The five remaining cinemas left in operation in Malta and Gozo are:
- Citadel Cinema, Castle Hill, Victoria, Gozo
- Eden Cinemas, St. Augustine Street, St. George's Bay, St. Julian's
- Embassy Cinemas, Embassy Complex, St. Lucia Street, Valletta
- Spazju Kreattiv Cinema, St. James Cavalier, Castille Square, Valletta
- Galleria Cinema (previously known as Tal-Lira Cinema), Galleria Shopping and Entertainment Centre, Żabbar Road, Fgura
==Box office data==
Box office data is not reported regularly by KRS Releasing, but box office totals for films shown in Malta and Gozo are provided to the FDA annually for inclusion in UK box office totals.

== 2023 cinema statistics ==
According to Malta's National Statistics Office (NSO), "in 2023, cinemas in Malta and Gozo projected 385 different film titles and registered a total of 594,087 admissions." According to the same statistics, the top ten films ranked by number of admissions for 2023 were:

2023 cinema statistics (NSO Malta)
| Rank | Title | Country of origin | Type | Number of admissions |
|---|---|---|---|---|
| 1 | Barbie | US | Fiction (Non-animation) | 52,488 |
| 2 | The Little Mermaid | US | Fiction (Non-animation) | 28,017 |
| 3 | The Super Mario Bros.
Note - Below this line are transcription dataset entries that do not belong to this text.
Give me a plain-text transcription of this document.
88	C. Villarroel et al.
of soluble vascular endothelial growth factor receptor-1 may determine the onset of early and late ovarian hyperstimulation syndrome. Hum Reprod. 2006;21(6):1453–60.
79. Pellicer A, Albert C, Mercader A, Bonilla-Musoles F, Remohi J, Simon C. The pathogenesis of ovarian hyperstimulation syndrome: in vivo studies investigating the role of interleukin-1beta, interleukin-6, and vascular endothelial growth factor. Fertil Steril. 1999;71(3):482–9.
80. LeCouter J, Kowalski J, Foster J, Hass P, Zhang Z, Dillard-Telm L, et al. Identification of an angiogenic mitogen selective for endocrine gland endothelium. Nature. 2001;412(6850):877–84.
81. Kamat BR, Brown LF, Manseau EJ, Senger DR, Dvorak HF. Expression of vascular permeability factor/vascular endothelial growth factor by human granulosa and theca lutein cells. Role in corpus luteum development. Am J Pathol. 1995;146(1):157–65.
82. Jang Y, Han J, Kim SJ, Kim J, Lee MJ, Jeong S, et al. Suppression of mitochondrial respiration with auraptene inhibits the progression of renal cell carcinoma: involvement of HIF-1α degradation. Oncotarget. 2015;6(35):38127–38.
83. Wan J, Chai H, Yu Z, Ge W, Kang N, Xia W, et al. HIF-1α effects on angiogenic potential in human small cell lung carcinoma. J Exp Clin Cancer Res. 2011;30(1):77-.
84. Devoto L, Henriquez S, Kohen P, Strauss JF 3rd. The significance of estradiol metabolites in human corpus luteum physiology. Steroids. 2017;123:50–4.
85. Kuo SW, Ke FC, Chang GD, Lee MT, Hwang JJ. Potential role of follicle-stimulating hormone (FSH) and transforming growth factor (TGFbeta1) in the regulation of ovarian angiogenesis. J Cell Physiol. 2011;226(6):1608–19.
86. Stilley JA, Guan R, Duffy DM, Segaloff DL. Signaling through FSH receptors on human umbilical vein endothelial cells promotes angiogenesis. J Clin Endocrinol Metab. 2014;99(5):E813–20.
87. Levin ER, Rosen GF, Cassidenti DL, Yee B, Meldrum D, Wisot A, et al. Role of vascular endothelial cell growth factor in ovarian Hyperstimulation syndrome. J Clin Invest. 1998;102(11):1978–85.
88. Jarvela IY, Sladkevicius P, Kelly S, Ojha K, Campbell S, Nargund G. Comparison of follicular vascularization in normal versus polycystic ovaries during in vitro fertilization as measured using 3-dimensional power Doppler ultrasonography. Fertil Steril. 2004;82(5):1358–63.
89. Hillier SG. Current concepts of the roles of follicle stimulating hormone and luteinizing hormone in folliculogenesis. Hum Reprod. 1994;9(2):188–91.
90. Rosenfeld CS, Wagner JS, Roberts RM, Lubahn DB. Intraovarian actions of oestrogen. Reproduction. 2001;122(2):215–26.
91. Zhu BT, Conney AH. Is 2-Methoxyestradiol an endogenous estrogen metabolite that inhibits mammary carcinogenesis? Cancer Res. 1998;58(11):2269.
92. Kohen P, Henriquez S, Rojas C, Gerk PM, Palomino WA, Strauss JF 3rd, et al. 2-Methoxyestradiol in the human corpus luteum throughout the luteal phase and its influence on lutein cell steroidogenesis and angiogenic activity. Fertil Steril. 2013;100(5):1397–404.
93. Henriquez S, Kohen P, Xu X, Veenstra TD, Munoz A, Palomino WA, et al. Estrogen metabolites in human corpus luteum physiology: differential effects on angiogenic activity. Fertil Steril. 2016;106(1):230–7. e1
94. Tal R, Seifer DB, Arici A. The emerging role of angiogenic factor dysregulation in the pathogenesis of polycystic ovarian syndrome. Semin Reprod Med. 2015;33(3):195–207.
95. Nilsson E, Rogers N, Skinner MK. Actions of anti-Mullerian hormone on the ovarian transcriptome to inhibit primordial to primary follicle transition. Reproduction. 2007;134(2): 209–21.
Movie | US | Animation | 28,001 |
| 4 | Oppenheimer | US | Fiction (Non-animation) | 27,577 |
| 5 | Avatar: The Way of Water | US | Fiction (Non-animation) | 25,660 |
| 6 | Wonka | US | Fiction (Non-animation) | 20,814 |
| 7 | Spider-Man: Across the Spider-Verse | US | Animation | 15,638 |
| 8 | Fast X | US | Fiction (Non-animation) | 15,018 |
| 9 | Napoleon | US | Fiction (Non-animation) | 13,849 |
| 10 | Elemental | US | Animation | 13,519 |

==Highest-grossing films in Malta till 2018==
The highest-grossing films of all-time in Malta up to the end of 2018 were:

| Rank | Title | Year |
|---|---|---|
| 1 | Titanic | 1997 |
| 2 | Bohemian Rhapsody | 2018 |
| 3 | The Passion of the Christ | 2004 |
| 4 | Avatar | 2009 |
| 5 | Beauty and the Beast | 2017 |
| 6 | Gladiator | 2000 |
| 7 | Harry Potter and the Philosopher's Stone | 2001 |
| 8 | Johnny English | 2003 |
| 9 | Armageddon | 1998 |
| 10 | Bean - The Ultimate Disaster Movie | 1997 |

==Cinema Days==
KRS Releasing introduced two Children's Cinema Days and a National Cinema Day with reduced prices to boost attendance.

In 2024, KRS organised a National Cinema Day on 10 August 2024, in collaboration with all Maltese and Gozitan cinemas with "a variety of films, including the latest blockbuster releases, Deadpool & Wolverine, Longlegs, Harold and the Purple Crayon and Despicable Me 4, together with two new releases, Trap and Borderlands, will be screened on the day" and with reduced admission prices and a Children's Cinema Day was organised on 19 October 2024 with "the list of screenings (including) the most recent releases, such as Garfield: The Movie, Dragonkeeper, Noah’s Ark, Despicable Me 4, Kensuke’s Kingdom, Inside Out 2 and Harold and the Purple Crayon as well as three new releases Transformers One, The Wild Robot and My Hero Academia: You’re Next."

In 2007, Children's Cinema Day was organised on 3 March 2007, in collaboration with all Maltese cinemas (apart from Spazju Kreattiv Cinema, which normally showcases more arthouse films instead of mainstream films).

The KRS' 2007 National Cinema Day was held on Saturday 7 July 2007. On this day, films shown for the public were at the reduced price of Lm1.30c (€3.03c) per person, with screenings starting at 9:30 a.m and finishing late at night. KRS Film Distributors lined up 17 films for the occasion, including three new films.

The second Children's Cinema Day for 2007 organised by KRS was celebrated on Saturday, 1 September 2007, including one film that was not previewed before this day, the animated film Happily N'Ever After.